The looming loss of a $1.2 million council subsidy won’t hit Queenstown bus comuters, Connectabus’ boss says.
Ewen McCammon (right), owner of the Wakatipu-wide bus network, pledges not to jack up prices nor chop loss-making routes when Otago Regional Council’s annual subsidies expire.
“There won’t be any fare rises. And no, routes won’t be dropped,” McCammon says.
The council has heavily subsidised a 32-month trial of Connectabus services to Kelvin Heights, Quail Rise, Arthurs Point, Glenda Drive, and Lake Hayes Estate.
The Arthurs Point subsidy of almost $400,000 disappears in September.

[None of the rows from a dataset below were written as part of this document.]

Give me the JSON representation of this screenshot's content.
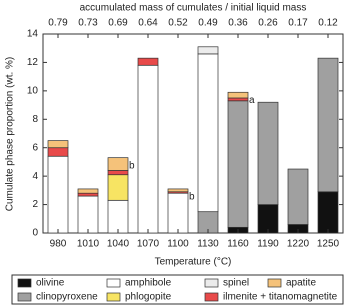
{
  "chart_data": {
    "type": "stacked_bar",
    "title": "accumulated mass of cumulates / initial liquid mass",
    "top_labels": [
      0.79,
      0.73,
      0.69,
      0.64,
      0.52,
      0.49,
      0.36,
      0.26,
      0.17,
      0.12
    ],
    "x_label": "Temperature (°C)",
    "y_label": "Cumulate phase proportion (wt. %)",
    "categories": [
      "980",
      "1010",
      "1040",
      "1070",
      "1100",
      "1130",
      "1160",
      "1190",
      "1220",
      "1250"
    ],
    "notes": [
      null,
      null,
      "b",
      null,
      "b",
      null,
      "a",
      null,
      null,
      null
    ],
    "ylim": [
      0,
      14
    ],
    "yticks": [
      0,
      2,
      4,
      6,
      8,
      10,
      12,
      14
    ],
    "series": [
      {
        "name": "olivine",
        "color": "#111111",
        "values": [
          null,
          null,
          null,
          null,
          null,
          null,
          0.4,
          2.0,
          0.6,
          2.9
        ]
      },
      {
        "name": "clinopyroxene",
        "color": "#a0a0a0",
        "values": [
          null,
          null,
          null,
          null,
          null,
          1.5,
          8.9,
          7.2,
          3.9,
          9.4
        ]
      },
      {
        "name": "amphibole",
        "color": "#ffffff",
        "values": [
          5.4,
          2.6,
          2.3,
          11.8,
          2.8,
          11.1,
          null,
          null,
          null,
          null
        ]
      },
      {
        "name": "phlogopite",
        "color": "#f7e463",
        "values": [
          null,
          null,
          1.8,
          null,
          null,
          null,
          null,
          null,
          null,
          null
        ]
      },
      {
        "name": "spinel",
        "color": "#ececec",
        "values": [
          null,
          null,
          null,
          null,
          null,
          0.5,
          null,
          null,
          null,
          null
        ]
      },
      {
        "name": "ilmenite + titanomagnetite",
        "color": "#e84a4a",
        "values": [
          0.6,
          0.2,
          0.3,
          0.5,
          0.1,
          null,
          0.2,
          null,
          null,
          null
        ]
      },
      {
        "name": "apatite",
        "color": "#f5c27a",
        "values": [
          0.5,
          0.3,
          0.9,
          null,
          0.2,
          null,
          0.4,
          null,
          null,
          null
        ]
      }
    ]
  }
}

Those on other routes end in February.
McCammon’s approach is to wear any future losses on previously-subsidised routes.
“The Arthurs Point service isn’t up to break even yet but we’ll get it there over the next couple of years,” he says.
Loss-making services can be carried by profitable Connectabus routes, he adds.
Off-peak services on some routes may be scaled down, McCammon admits, but otherwise it’s a case of plugging away at building patronage.
“Everything we do, we’re doing for the future,” he says.
“We just want to get more people using our services.”
The statistics say they are.
The regional council reports Connectabus passenger numbers for the Wakatipu network – unsubsidised as well as subsidised routes – are up 20 per cent to 620,000 in the year to June 30.